A new briefing launched today – ‘What happens when people leave hospital and other care settings?’ – outlines where important steps have been made towards improving the discharge process for patients.
However, the 2,083 people’s stories used to compile the findings also continue to show significant variation. This highlights the need for good practice to be spread and properly evaluated to ensure it is having the right impact.
In 2015 Healthwatch England’s ‘Safely Home’ inquiry helped to galvanize system-wide leadership to tackle the underlying problems of transferring patients between services. Yet it is clear from NHS statistics, such as the numbers of delayed transfers of care hitting record levels, that the challenge is still growing.

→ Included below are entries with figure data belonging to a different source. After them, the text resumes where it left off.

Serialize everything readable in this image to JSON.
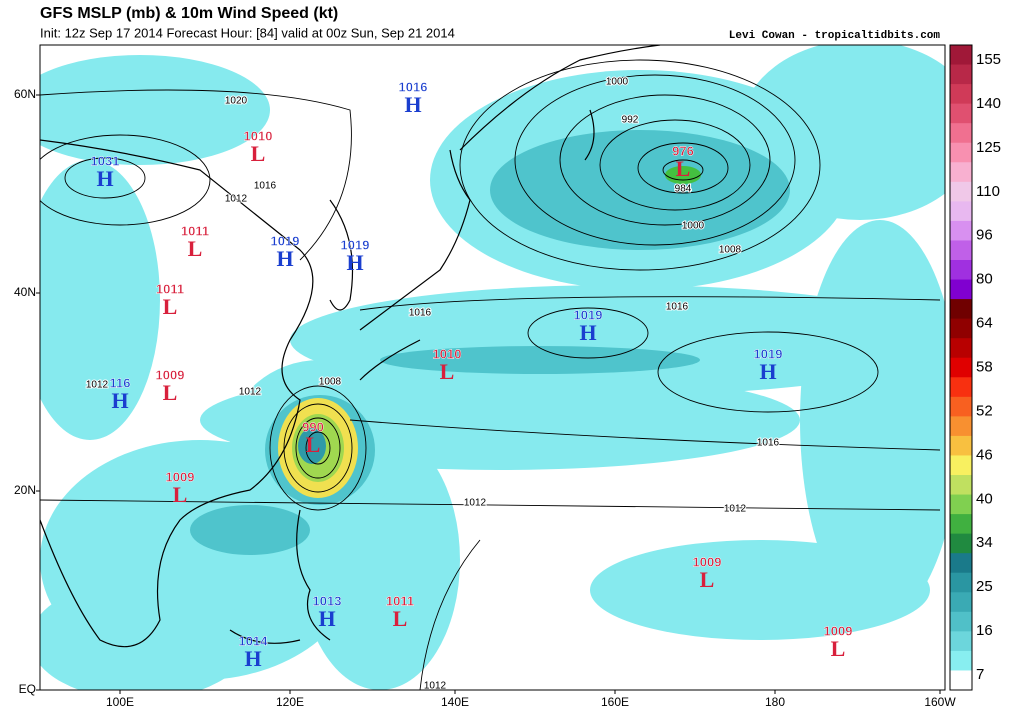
{
  "header": {
    "title": "GFS MSLP (mb) & 10m Wind Speed (kt)",
    "subtitle": "Init: 12z Sep 17 2014 Forecast Hour: [84] valid at 00z Sun, Sep 21 2014",
    "credit": "Levi Cowan - tropicaltidbits.com"
  },
  "map": {
    "lat_labels": [
      "60N",
      "40N",
      "20N",
      "EQ"
    ],
    "lon_labels": [
      "100E",
      "120E",
      "140E",
      "160E",
      "180",
      "160W"
    ],
    "centers": [
      {
        "value": 1016,
        "symbol": "H"
      },
      {
        "value": 1031,
        "symbol": "H"
      },
      {
        "value": 1010,
        "symbol": "L"
      },
      {
        "value": 976,
        "symbol": "L"
      },
      {
        "value": 1011,
        "symbol": "L"
      },
      {
        "value": 1019,
        "symbol": "H"
      },
      {
        "value": 1019,
        "symbol": "H"
      },
      {
        "value": 1011,
        "symbol": "L"
      },
      {
        "value": 1019,
        "symbol": "H"
      },
      {
        "value": 1010,
        "symbol": "L"
      },
      {
        "value": 1019,
        "symbol": "H"
      },
      {
        "value": 1009,
        "symbol": "L"
      },
      {
        "value": 116,
        "symbol": "H"
      },
      {
        "value": 990,
        "symbol": "L"
      },
      {
        "value": 1009,
        "symbol": "L"
      },
      {
        "value": 1009,
        "symbol": "L"
      },
      {
        "value": 1013,
        "symbol": "H"
      },
      {
        "value": 1011,
        "symbol": "L"
      },
      {
        "value": 1014,
        "symbol": "H"
      },
      {
        "value": 1009,
        "symbol": "L"
      }
    ],
    "isobar_labels": [
      1020,
      1012,
      1016,
      1000,
      992,
      984,
      1000,
      1008,
      1016,
      1008,
      1012,
      1016,
      1016,
      1012,
      1012,
      1012,
      1012
    ]
  },
  "colorbar": {
    "labels": [
      155,
      140,
      125,
      110,
      96,
      80,
      64,
      58,
      52,
      46,
      40,
      34,
      25,
      16,
      7
    ]
  }
}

This new briefing looks at what 46 local Healthwatch heard about people’s experiences of the discharge process since 2015.
Key findings include:
- People still don’t feel involved in decisions or that they have not been given the information they need, including advice on possible side effects of new medications or who to call for advice out of hours
- People continue to experience delays and a lack of co-ordination between services, highlighting specific problems with hospital pharmacy services, patient transport, and care homes or family members not being notified when people are about to be discharged
- People feel left without the services and support they need after leaving hospital, with discharge plans not considering patients’ other clinical needs or home environment, including whether or not patients have carer responsibilities
Healthwatch Rochdale case study
“One elderly patient was discharged from North Manchester General Hospital back to their residential home in the Rochdale borough around mid-afternoon. Residential staff had already been informed that the patient had a catheter in situ, however when the patient arrived home they did not have any day/night catheter bags and there were no straps on the catheter bag they were wearing at the time. The Senior Care Assistant asked the ambulance transport staff if the hospital had sent any supplies but they replied no”.

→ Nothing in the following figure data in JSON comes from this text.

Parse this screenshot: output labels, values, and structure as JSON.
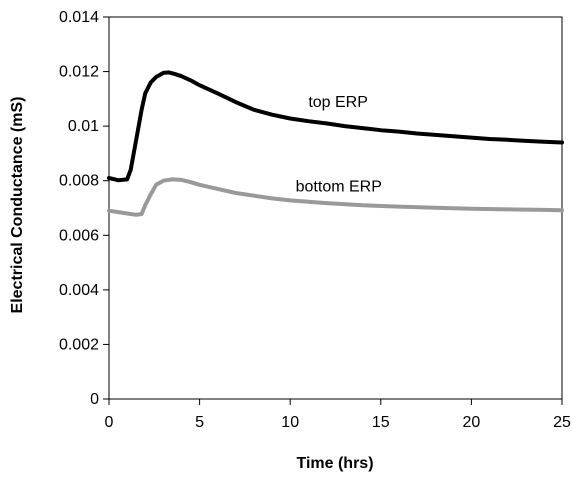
{
  "chart_data": {
    "type": "line",
    "title": "",
    "xlabel": "Time (hrs)",
    "ylabel": "Electrical Conductance (mS)",
    "xlim": [
      0,
      25
    ],
    "ylim": [
      0,
      0.014
    ],
    "xticks": [
      0,
      5,
      10,
      15,
      20,
      25
    ],
    "yticks": [
      0,
      0.002,
      0.004,
      0.006,
      0.008,
      0.01,
      0.012,
      0.014
    ],
    "xtick_labels": [
      "0",
      "5",
      "10",
      "15",
      "20",
      "25"
    ],
    "ytick_labels": [
      "0",
      "0.002",
      "0.004",
      "0.006",
      "0.008",
      "0.01",
      "0.012",
      "0.014"
    ],
    "grid": false,
    "legend": "none",
    "series": [
      {
        "name": "top ERP",
        "color": "#000000",
        "x": [
          0,
          0.5,
          1.0,
          1.2,
          1.5,
          1.8,
          2.0,
          2.3,
          2.6,
          3.0,
          3.3,
          3.6,
          4.0,
          4.5,
          5,
          6,
          7,
          8,
          9,
          10,
          11,
          12,
          13,
          14,
          15,
          16,
          17,
          18,
          19,
          20,
          21,
          22,
          23,
          24,
          25
        ],
        "y": [
          0.0081,
          0.00802,
          0.00805,
          0.0084,
          0.0095,
          0.0106,
          0.0112,
          0.0116,
          0.0118,
          0.01195,
          0.01197,
          0.01192,
          0.01183,
          0.01168,
          0.0115,
          0.0112,
          0.01088,
          0.0106,
          0.01042,
          0.01028,
          0.01018,
          0.0101,
          0.01,
          0.00993,
          0.00985,
          0.0098,
          0.00973,
          0.00968,
          0.00963,
          0.00958,
          0.00953,
          0.0095,
          0.00946,
          0.00943,
          0.0094
        ]
      },
      {
        "name": "bottom ERP",
        "color": "#999999",
        "x": [
          0,
          0.5,
          1.0,
          1.5,
          1.8,
          2.0,
          2.3,
          2.6,
          3.0,
          3.5,
          4.0,
          4.5,
          5,
          6,
          7,
          8,
          9,
          10,
          12,
          14,
          16,
          18,
          20,
          22,
          24,
          25
        ],
        "y": [
          0.0069,
          0.00685,
          0.0068,
          0.00675,
          0.00678,
          0.0071,
          0.0075,
          0.00785,
          0.008,
          0.00805,
          0.00803,
          0.00795,
          0.00785,
          0.0077,
          0.00755,
          0.00745,
          0.00735,
          0.00728,
          0.00718,
          0.0071,
          0.00705,
          0.00701,
          0.00697,
          0.00695,
          0.00693,
          0.00692
        ]
      }
    ]
  }
}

One person speaking with Healthwatch Windsor, Ascot and Maidenhead about their experience as a patient said:
“Discharged without support, with low blood pressure, very weak and unsteady on my feet and diarrhoea, told to take a walking frame to get around, no question of an assessment regarding the layout of my home and how I was going to be able to get upstairs…which I can’t so have to sleep on the sofa….very angry”
A relative speaking with Healthwatch Hillingdon said about her mum’s experience:
“Mum was given the Friday as a discharge date. I arranged with the hospital that she would be brought home in the hospital transport ambulance at 4pm as I had arranged for two carers to receive her at her house. This was necessary as Mum cannot walk, is very deaf, diabetic and needs support.
“For some reason the hospital transport ignored this instruction and took her home at 2pm. They took the key out of her key safe and let themselves in, dumping my Mum on the bed. They left her alone without a drink or any support.”
Improvement case study
Healthwatch Kent found that a third of those they spoke with said they didn’t feel involved or listened to during their discharge from hospital.
Following the Healthwatch report, the local hospital trust introduced a series of measures to ensure staff are better equipped to provide support, including arranging for hospital staff to visit local care homes and other community based services.
There has also been significant focus on encouraging patients to ask questions about their discharge plan to help them understand the full range of options available to help people with their recuperation.
Healthwatch is calling for a fuller understanding of what’s happening in local areas, with local leaders urged to use the experiences of the people behind the delayed transfers of care statistics to identify where improvements can be made.
The new Healthwatch briefing highlights a number of approaches that are already helping to reduce delays getting people out of hospital, such as ‘Discharge to Assess’ and ‘Red2Green’. However, wherever they are introduced, new programmes must be evaluated to ensure they are having the right impact, and that people are getting home safely and efficiently.
Kate Jones, Chief Executive Officer of Healthwatch Rochdale, said:
“We have heard from local Residential and Care home staff about patients being unsafely discharged from hospital. Rochdale residents have asked us to look at Pennine Acute Hospitals NHS Trust as part of our work for 2017/18 and the hospital discharge process forms part of this. We are asking patients in the Rochdale borough to share their experiences with us so that together we can help to make the discharge process better for you, your family and friends”
Imelda Redmond, National Director of Healthwatch England, said:
“Getting people out of hospital and safely home is not about a single point in time. It is an ongoing process that requires thought, planning and support before, during and after the moment someone is actually discharged. Things work best when staff in all services work together to provide a seamless experience.
“Whilst we heard plenty of positive stories from people moving between hospitals, care homes and their own homes, the number of people stuck in hospital waiting to leave has increased significantly. From what people tell us, it is clear many of the common problems around communication and coordination are still ongoing.
Healthwatch will continue to play our part, working with hospitals, community services and the public to improve people’s experiences.”